From 30 March 2020, the Federal Government closed all outdoor gyms and restricted outdoor group-exercise classes and boot camps. If the parties were to agree on a valuation of a family-owned boot camp business as at 25 March 2020, some four days before the restrictions were announced, the coronavirus pandemic may still be taken into account.
Although the impending restrictions on the business may not have been conclusively known at that date, general social distancing restrictions were increasing in severity across the country and indoor gyms were shut down the week prior – rendering the effective shutdown of the boot camp business and flowing economic impact “knowable”.

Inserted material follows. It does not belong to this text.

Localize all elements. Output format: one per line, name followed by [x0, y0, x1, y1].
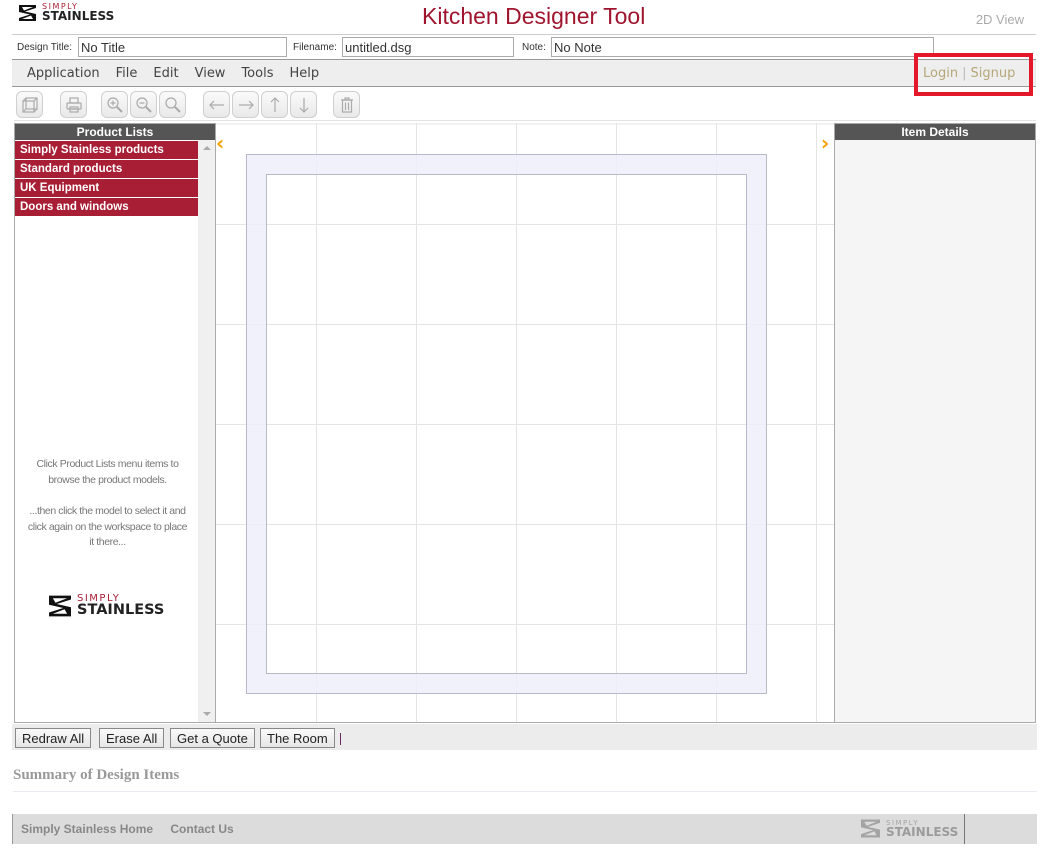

Generally, most Single Expert business valuers take the view that if information existed, it can be deemed “knowable”. This includes information not officially compiled – such economic trajectories and government warnings of impending shutdowns.
Should we hold off on instructing a Single Expert for future business valuations?
As a general rule, it is important to seek tailored legal advice that fits your business and personal circumstances.
It may be prudent to commence a valuation once the business has fully recovered from the effect of the pandemic. Granted it is not impossible to conduct a business valuation in these times. However, increased complexity and uncertainty could raise disagreements between parties about the accuracy of “COVID-19 era” valuations.
A delayed valuation may avoid such disputes and the potential cost of updated valuations further down the track.
Conversely, drawn out litigation in the absence of a business valuation can be costly. Therefore it may be in your best interests to push ahead with a business valuation now.